Nine year-old Kyle Wood suffered a serious head injury when he slipped and fell on his grandfather's garage floor. At the time, he was "racing" with his grandfather's step-son, an adult named Brandon DeWyse.  When it became apparent that Kyle had suffered serious injury, his mother made a claim against the two adults' homeowner's insurance policies.

The trial judge summarily ruled that Kyle could not sue his grandfather, but held that there was a question of fact with regard to whether Brandon DeWyse violated a duty of due care by promoting a "race" with the child under slippery conditions.  On appeal, the Court of Appeals panel ruled that the lower court got it right: it affirmed the lower court's rulings.
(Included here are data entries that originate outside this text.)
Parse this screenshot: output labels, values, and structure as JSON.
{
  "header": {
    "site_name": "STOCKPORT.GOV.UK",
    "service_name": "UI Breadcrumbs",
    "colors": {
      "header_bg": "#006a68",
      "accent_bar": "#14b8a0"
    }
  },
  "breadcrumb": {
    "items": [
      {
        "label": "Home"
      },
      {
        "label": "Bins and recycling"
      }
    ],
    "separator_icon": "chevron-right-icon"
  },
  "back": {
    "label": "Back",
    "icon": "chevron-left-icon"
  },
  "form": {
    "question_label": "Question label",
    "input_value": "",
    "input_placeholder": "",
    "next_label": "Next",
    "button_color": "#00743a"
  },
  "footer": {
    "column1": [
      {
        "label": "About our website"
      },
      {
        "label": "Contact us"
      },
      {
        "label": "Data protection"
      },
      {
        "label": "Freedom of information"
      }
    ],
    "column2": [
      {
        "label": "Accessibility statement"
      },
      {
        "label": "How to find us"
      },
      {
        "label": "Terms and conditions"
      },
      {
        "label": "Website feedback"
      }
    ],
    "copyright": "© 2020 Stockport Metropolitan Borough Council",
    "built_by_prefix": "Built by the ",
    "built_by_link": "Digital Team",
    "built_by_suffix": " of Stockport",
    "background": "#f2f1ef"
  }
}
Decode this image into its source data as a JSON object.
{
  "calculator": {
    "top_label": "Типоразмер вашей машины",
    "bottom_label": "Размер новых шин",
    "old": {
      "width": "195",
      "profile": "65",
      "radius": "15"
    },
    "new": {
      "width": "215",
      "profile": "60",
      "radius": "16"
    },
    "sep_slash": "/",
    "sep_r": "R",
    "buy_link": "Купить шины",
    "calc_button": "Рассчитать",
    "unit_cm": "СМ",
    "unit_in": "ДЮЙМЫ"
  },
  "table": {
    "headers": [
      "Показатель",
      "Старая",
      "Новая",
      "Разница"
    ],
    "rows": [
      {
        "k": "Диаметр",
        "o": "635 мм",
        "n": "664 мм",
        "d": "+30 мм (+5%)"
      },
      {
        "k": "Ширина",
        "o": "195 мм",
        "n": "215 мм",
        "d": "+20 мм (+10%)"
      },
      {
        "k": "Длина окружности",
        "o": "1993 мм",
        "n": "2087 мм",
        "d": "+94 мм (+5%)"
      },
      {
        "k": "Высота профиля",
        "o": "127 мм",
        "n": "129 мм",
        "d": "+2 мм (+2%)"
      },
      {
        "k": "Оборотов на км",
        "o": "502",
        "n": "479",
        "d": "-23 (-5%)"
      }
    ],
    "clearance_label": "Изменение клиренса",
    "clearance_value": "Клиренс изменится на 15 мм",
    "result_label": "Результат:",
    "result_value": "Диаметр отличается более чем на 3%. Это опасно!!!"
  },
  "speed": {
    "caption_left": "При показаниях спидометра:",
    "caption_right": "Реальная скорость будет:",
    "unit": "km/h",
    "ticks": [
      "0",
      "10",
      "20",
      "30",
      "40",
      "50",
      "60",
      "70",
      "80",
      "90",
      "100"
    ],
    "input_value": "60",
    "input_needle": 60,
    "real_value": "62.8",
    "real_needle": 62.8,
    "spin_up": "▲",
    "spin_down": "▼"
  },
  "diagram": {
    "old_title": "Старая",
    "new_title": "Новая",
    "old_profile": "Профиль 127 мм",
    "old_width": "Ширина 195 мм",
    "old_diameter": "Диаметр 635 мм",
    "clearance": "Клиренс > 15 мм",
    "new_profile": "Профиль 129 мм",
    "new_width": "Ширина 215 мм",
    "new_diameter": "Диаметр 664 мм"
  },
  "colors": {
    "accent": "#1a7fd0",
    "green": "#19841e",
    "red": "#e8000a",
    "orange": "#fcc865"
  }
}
The Court held that it would be up to a jury to decide whether DeWyse acted "reasonably" and with "due care," but that under previous rulings of the Republican Supreme Court majority, grandpa owed no duty to the boy.  Although the garage floor was a slippery condition that posed a hazard, the Court concluded that the child was a "licensee" merely tolerated on the property, and therefore Grandpa "owed him no duty" to make the premises safe.  It cited the Grandfather's admonitions to his younger family members on prior visits that they "slow down," as more than adequate to satisfy any duty to warn of the slippery floor.  So, apparently, if you just tell everyone who visits you to "be careful," you cannot be liable for maintaining a snake pit in your visitor's bedroom.  If you have frequent visitors, you don't even need to repeat the warning.